Nov. 12, 2023 (EIRNS)—The NuScale Corporation and the Utah Associated Municipal Power Systems (UAMPS), a regional group of electric power utilities, canceled the nation’s first project to actually put small modular nuclear reactors online. The trigger for the cancellation was withdrawals from the project by enough UAMPS member companies to put the subscription level below 80% of the entire regional group; according to their plan made years ago, that level was required. The reason for the withdrawals depends on what account one reads.
NuScale has prospective project contracts or development partnerships in a number of other nations in Eastern Europe and Asia; now has producers for its 72 MW factory-built units; and has the possibility that one of those engineering companies—Nucor or Fluor—will acquire NuCor outright. So its Nuclear Regulatory Commission-approved technology is likely to come through the initial failure.

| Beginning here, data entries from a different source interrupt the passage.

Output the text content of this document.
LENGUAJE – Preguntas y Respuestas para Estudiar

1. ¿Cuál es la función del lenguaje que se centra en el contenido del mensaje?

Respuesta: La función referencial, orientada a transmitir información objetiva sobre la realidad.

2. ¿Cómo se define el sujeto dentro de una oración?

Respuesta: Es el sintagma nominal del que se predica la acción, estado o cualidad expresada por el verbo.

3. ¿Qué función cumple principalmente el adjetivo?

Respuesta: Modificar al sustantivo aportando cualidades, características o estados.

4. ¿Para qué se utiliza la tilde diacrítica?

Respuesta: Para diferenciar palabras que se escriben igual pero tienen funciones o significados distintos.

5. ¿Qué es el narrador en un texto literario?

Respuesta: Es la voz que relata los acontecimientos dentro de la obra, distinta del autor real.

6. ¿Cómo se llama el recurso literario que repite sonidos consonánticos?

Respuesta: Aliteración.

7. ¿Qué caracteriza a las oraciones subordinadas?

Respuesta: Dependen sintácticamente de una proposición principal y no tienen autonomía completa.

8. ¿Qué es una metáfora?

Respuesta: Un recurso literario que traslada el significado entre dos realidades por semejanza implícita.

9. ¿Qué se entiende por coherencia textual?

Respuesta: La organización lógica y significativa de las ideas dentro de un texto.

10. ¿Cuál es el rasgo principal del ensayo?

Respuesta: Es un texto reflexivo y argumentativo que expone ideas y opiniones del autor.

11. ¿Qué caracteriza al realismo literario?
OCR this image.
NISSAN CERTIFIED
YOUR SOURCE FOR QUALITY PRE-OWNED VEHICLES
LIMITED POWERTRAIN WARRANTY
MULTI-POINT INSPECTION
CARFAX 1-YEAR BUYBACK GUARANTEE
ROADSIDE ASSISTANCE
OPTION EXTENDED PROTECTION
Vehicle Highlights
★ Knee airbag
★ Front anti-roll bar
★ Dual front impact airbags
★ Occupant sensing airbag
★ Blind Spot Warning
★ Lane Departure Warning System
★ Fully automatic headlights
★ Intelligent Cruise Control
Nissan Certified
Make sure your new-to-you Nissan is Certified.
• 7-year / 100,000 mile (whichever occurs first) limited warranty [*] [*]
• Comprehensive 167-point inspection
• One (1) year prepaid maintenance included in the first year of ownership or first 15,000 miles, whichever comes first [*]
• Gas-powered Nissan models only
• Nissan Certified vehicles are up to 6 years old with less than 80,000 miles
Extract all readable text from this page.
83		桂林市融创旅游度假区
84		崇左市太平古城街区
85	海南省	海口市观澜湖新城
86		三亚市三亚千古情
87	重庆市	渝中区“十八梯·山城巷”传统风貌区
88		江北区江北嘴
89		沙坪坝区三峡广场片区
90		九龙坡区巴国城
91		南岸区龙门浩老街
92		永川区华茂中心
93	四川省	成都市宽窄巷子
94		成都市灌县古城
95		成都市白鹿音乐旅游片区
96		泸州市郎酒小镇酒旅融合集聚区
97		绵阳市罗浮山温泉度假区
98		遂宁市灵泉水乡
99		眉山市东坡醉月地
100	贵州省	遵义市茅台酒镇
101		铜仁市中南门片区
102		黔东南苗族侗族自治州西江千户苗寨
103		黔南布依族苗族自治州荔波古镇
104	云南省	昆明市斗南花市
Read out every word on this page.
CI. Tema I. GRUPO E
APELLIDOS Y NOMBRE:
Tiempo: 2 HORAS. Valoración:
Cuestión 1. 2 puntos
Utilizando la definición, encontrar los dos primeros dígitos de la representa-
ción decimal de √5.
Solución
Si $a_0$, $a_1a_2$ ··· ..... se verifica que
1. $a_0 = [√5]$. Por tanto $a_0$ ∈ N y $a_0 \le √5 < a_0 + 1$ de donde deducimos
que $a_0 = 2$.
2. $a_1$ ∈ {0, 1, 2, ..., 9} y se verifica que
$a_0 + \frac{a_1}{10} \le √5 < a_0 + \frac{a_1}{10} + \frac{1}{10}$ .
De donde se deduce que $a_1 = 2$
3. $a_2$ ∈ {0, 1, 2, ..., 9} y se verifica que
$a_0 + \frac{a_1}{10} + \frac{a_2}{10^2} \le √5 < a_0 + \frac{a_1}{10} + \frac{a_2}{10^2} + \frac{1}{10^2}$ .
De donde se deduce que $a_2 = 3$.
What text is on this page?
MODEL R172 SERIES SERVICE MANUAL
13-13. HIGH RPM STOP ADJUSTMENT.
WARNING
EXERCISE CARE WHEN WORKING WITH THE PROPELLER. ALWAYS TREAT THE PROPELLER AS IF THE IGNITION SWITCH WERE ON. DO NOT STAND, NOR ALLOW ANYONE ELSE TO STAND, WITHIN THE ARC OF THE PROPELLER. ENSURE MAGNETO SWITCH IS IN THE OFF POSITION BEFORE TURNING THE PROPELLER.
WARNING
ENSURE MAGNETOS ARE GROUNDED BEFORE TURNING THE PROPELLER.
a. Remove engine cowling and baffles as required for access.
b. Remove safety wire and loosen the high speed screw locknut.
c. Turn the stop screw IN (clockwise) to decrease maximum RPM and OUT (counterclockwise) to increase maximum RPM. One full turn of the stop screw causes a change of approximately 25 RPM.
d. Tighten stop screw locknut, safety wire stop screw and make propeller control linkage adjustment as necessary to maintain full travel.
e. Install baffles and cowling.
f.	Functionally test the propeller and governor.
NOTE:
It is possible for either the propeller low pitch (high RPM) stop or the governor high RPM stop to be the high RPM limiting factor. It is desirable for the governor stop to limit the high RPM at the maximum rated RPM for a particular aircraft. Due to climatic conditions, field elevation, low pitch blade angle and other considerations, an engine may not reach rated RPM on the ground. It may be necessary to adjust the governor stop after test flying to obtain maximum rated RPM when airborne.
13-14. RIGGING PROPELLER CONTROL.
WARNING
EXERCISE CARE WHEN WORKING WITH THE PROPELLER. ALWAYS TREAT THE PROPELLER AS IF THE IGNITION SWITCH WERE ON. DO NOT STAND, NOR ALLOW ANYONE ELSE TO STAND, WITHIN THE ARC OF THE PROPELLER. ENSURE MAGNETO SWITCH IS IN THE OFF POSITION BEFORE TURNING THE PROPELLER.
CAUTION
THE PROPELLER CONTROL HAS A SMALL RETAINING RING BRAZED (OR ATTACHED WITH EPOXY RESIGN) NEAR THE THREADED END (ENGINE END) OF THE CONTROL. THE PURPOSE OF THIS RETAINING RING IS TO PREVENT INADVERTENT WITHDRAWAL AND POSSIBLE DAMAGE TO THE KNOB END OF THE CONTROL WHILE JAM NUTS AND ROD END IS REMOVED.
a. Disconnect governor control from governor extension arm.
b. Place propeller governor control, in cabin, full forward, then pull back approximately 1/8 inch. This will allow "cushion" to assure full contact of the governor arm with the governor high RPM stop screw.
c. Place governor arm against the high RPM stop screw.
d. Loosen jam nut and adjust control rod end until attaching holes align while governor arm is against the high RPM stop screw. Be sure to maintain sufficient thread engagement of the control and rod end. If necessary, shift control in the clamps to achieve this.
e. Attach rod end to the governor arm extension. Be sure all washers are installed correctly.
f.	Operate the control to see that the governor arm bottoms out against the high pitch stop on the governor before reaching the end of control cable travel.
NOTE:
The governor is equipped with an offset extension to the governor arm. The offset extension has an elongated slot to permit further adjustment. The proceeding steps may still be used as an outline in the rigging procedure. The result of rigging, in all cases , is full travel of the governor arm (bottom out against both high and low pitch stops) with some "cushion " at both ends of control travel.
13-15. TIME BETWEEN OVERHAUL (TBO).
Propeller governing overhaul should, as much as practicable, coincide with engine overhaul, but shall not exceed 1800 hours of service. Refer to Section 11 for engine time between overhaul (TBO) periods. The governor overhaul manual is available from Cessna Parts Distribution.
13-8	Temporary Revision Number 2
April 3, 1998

But its near-term future is probably in other nations. The United States continues to mark itself as an economy and regulatory/litigation environment in which nuclear power cannot be revived. The UAMPS member utilities that withdrew were spooked by long licensing delays (even after the years-long Nuclear Regulatory Commission design approval, it had to license the SMR model to be produced); and by reports of the power acquisition cost average over 40 years having risen from NuScale’s projected $55 per megawatt, to $89. But the latter figure was merely the new estimate of an outfit called the Institute for Energy Economics and Financial Analysis, which opposes SMRs in general as well as gas-powered electricity, and supports only “renewables.”
A report this year by the PJM Interconnection, the power system operator for 13 northern states from Illinois to New Jersey. PJM Interconnection found in a Feb. 24, 2023 study “four trends below that, in combination, present increasing reliability risks during the transition, due to a potential timing mismatch between resource retirements, load growth and the pace of new generation entry under a possible ‘low new entry’ scenario….”
The North American Electric Reliability Council’s new 2023-24 Winter Reliability Assessment says vulnerability to natural gas shortages is growing. Bloomberg wrote Nov. 9 that it is “even more dire than last year’s report, which said a quarter of Americans were at risk of cold-weather power emergencies. It includes for the first time some of the most densely populated areas on the East Coast, a region that relies heavily on natural gas as it transitions to renewable energy. Gas generators there widely failed during a brief but fierce winter storm last December because they broke down or couldn’t get fuel.”